Но юнга прервал монолог бывшего бродяги. Он спросил изменившимся голосом, все еще рассматривая платье:
– Слушайте, откуда оно у вас? Где вы взяли это платье?
– Как это – где я взял это платье?
– Да, кто вам его продал?
– Но…
– Где вы его взяли, скажите, наконец.
Бузий любопытных недолюбливал. Его как будто вывели из себя эти расспросы, совершенно, впрочем, естественные, и он грубо вырвал платье из рук юнги.

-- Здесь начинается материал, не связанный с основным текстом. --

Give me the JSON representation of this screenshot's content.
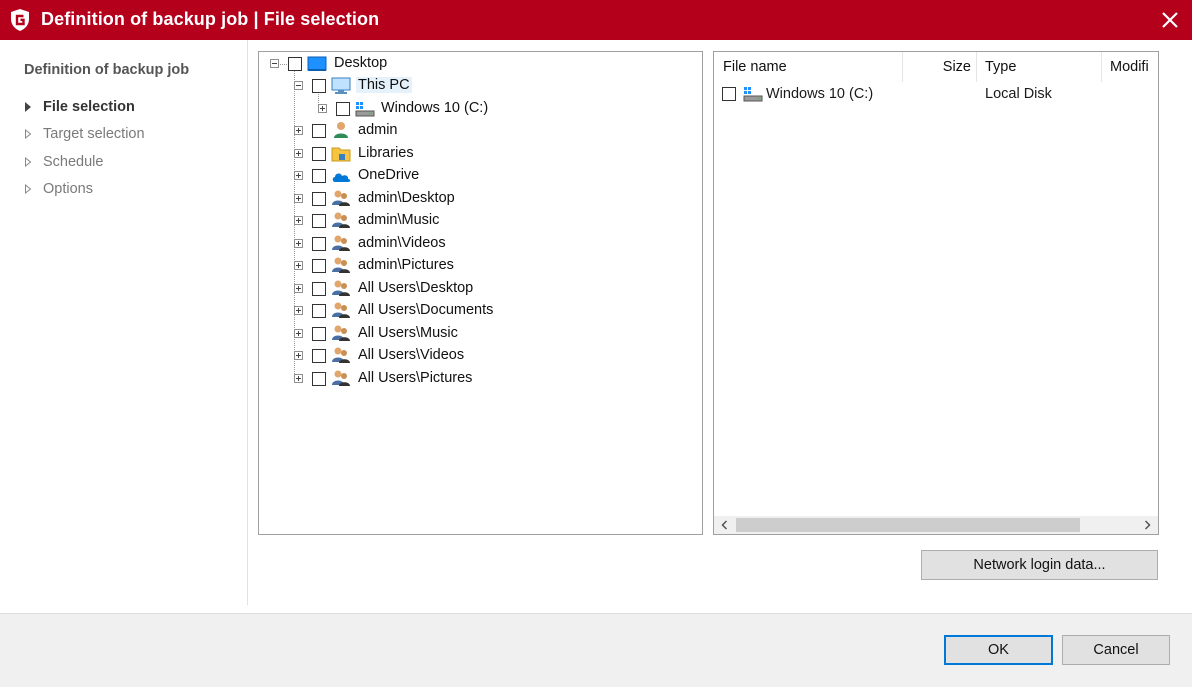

– Во-первых, это не ваше дело! И во-вторых, я не люблю, когда ко мне пристают, и еще я вам одно словечко скажу – зовут меня Бузий, я торгую старым платьем, зарабатываю себе на жизнь честным трудом, и если вы хотите подвести меня под неприятности или просто вздумали поиздеваться, напрасно стараетесь! До свидания!
Бузий ловко спрыгнул на землю, схватил осла за поводок и собрался уже увести его прочь. Но молодой человек побежал за ним вслед.
– Что на вас нашло? Не уходите, вы же видите, что это платье мне нравится.
– Вы хотите его купить?
– Я же вам это и говорю.
Бузий был в нерешительности. Он колебался между жаждой наживы и другим не очень похвальным чувством. Все еще держа осла за поводок, он спросил:
– Тогда зачем же вы меня засыпали вопросами?
– Да просто из любопытства.
– Как бы не так!
– Мне просто интересно, где вы находите такую массу вещей… и к тому же платье мокрое…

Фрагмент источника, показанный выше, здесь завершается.